NOTE: As you are reviewing security, please be aware that enterprise systems may also include the ability to download specific data elements to spreadsheets or databases. Special care should be taken to limit employees who can run queries containing personal data fields or combinations of data fields that create a risk of identity theft under M.G.L. c. 93H. In addition, to ensure against security breaches, spreadsheets or databases with sensitive data should be treated with the highest-level security and not be saved to generally accessible folders. Hard copy printouts should not be left in non-secured locations or thrown away in the regular trash or recycle bins without being shredded. Once the spreadsheet or database is no longer needed, departments must ensure that these files and printouts are properly destroyed in accordance with the requirements of M.G.L. c. 93I.

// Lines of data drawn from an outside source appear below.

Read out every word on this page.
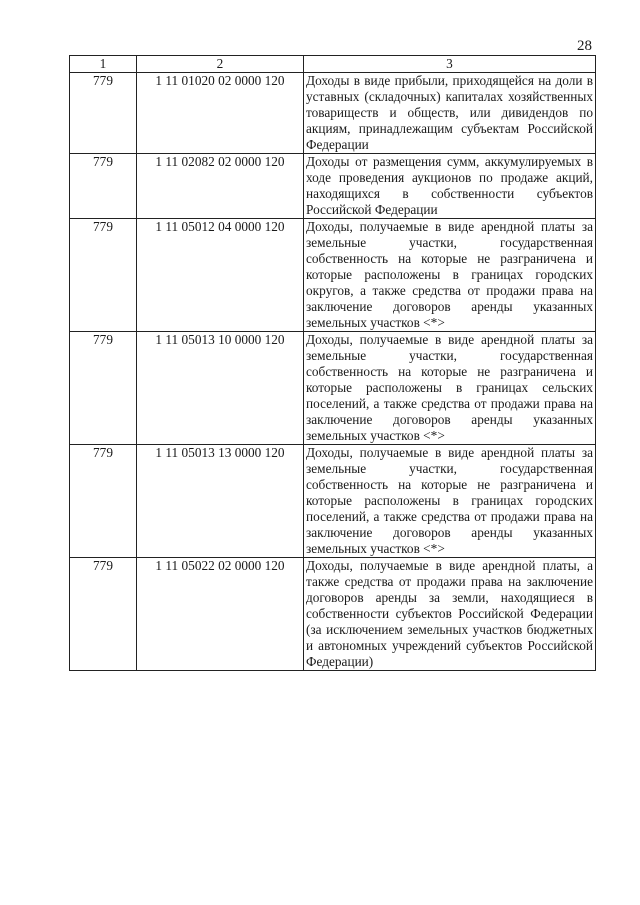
28
1	2	3
779	1 11 01020 02 0000 120	Доходы в виде прибыли, приходящейся на доли в уставных (складочных) капиталах хозяйственных товариществ и обществ, или дивидендов по акциям, принадлежащим субъектам Российской Федерации
779	1 11 02082 02 0000 120	Доходы от размещения сумм, аккумулируемых в ходе проведения аукционов по продаже акций, находящихся в собственности субъектов Российской Федерации
779	1 11 05012 04 0000 120	Доходы, получаемые в виде арендной платы за земельные участки, государственная собственность на которые не разграничена и которые расположены в границах городских округов, а также средства от продажи права на заключение договоров аренды указанных земельных участков <*>
779	1 11 05013 10 0000 120	Доходы, получаемые в виде арендной платы за земельные участки, государственная собственность на которые не разграничена и которые расположены в границах сельских поселений, а также средства от продажи права на заключение договоров аренды указанных земельных участков <*>
779	1 11 05013 13 0000 120	Доходы, получаемые в виде арендной платы за земельные участки, государственная собственность на которые не разграничена и которые расположены в границах городских поселений, а также средства от продажи права на заключение договоров аренды указанных земельных участков <*>
779	1 11 05022 02 0000 120	Доходы, получаемые в виде арендной платы, а также средства от продажи права на заключение договоров аренды за земли, находящиеся в собственности субъектов Российской Федерации (за исключением земельных участков бюджетных и автономных учреждений субъектов Российской Федерации)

Certification must come directly from the Department Head, either as an e-mail from their account or as a hard copy with the Department Head's signature. The preferred method is on the Department Head Annual Approval of Statewide Enterprise Systems Security Form and e-mailed to firstname.lastname@example.org no later than June 5, 2009. This date will assure that needed changes are completed prior to the June 30 year end report used by the auditors. The latest enterprise security reports are available via Doc Direct as of May 1, 2009.
The Comptroller's Office is available to answer any questions and assist you with MMARS issues [Dan Frisoli at (617) 973-2614 or Mary Maloney at (617) 973-2695]. ITD is available to answer any questions and assist you with security for CIW, HR/CMS and Intempo. Contact CommonHelp at (866) 888-2808.
Thank you for your prompt attention to this task.